5G smart life

PLUS JAMAIS SEUL·E ?

Les nouvelles technologies nous permettent d’être toujours en contact les uns avec les autres. Doit-on s’en réjouir ?

Pendant les confinements, le discours était (quasi-)unanime : merci le numérique, qui a permis, via Zoom et autres applications du même type, à papi et mamie de voir les petits enfants par écrans interposés. Merci les webcam, donc, merci les connexions ultrarapides, renforçons les réseaux, lançons la 5G, merci les ordis de bureau, les tablettes et les ordiphones, merci, merci ! Et à vrai dire, même les opposant·es à ce monde 2.0 avaient du mal à aller à l’encontre de ce tsunami de louanges.

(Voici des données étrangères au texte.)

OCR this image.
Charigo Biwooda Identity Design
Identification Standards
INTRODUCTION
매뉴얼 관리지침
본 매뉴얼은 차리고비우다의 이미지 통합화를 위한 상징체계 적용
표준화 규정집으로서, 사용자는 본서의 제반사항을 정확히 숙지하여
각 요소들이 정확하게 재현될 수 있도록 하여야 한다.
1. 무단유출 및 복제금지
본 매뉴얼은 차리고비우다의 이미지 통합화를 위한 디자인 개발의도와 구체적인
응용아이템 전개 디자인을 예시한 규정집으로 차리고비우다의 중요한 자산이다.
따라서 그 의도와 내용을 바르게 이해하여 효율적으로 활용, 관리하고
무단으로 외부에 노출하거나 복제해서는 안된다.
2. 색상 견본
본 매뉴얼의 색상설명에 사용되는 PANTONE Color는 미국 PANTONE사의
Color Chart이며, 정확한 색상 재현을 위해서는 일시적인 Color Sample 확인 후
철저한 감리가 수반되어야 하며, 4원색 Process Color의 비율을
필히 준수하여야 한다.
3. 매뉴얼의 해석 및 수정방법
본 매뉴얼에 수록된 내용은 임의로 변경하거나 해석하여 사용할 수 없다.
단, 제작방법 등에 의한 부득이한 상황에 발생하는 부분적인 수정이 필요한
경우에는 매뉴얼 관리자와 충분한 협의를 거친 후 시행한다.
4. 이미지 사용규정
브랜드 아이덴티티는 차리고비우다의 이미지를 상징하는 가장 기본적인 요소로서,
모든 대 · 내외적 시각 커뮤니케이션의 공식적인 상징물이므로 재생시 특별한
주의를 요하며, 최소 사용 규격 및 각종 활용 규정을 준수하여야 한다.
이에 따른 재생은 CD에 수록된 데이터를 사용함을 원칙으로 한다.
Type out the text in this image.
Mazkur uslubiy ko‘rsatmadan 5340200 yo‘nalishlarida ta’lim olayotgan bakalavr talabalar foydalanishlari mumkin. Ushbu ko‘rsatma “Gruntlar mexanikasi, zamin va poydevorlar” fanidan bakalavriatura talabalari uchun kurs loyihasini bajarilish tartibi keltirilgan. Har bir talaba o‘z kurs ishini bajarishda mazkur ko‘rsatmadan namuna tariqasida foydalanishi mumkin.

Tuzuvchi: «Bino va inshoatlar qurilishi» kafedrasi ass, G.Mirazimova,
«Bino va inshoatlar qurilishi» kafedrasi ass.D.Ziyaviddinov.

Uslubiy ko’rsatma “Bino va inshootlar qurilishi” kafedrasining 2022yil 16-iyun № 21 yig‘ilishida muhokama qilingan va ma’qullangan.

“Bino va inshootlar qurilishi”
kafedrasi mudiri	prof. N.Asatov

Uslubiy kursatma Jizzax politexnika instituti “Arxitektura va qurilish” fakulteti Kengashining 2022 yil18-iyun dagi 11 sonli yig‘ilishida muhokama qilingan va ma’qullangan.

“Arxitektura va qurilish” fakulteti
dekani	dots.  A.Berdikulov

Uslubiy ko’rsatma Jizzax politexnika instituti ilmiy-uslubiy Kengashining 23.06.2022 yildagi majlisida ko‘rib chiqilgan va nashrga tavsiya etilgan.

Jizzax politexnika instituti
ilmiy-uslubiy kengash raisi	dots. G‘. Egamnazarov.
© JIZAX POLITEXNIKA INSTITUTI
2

Dans son dernier ouvrage (1), Hervé Krief, qui s’était fait connaître avec la publication de Internet ou le retour à la bougie, n’hésite pas à argumenter contre cette idée. L’absence de l’autre n’est pas forcément joyeuse, mais n’est-elle pas parfois nécessaire ? Ne faut-il pas «accepter que, si nous sommes ici, nous ne sommes pas ailleurs» ? Selon l’auteur, cela «nous aide à prendre la mesure de notre condition humaine».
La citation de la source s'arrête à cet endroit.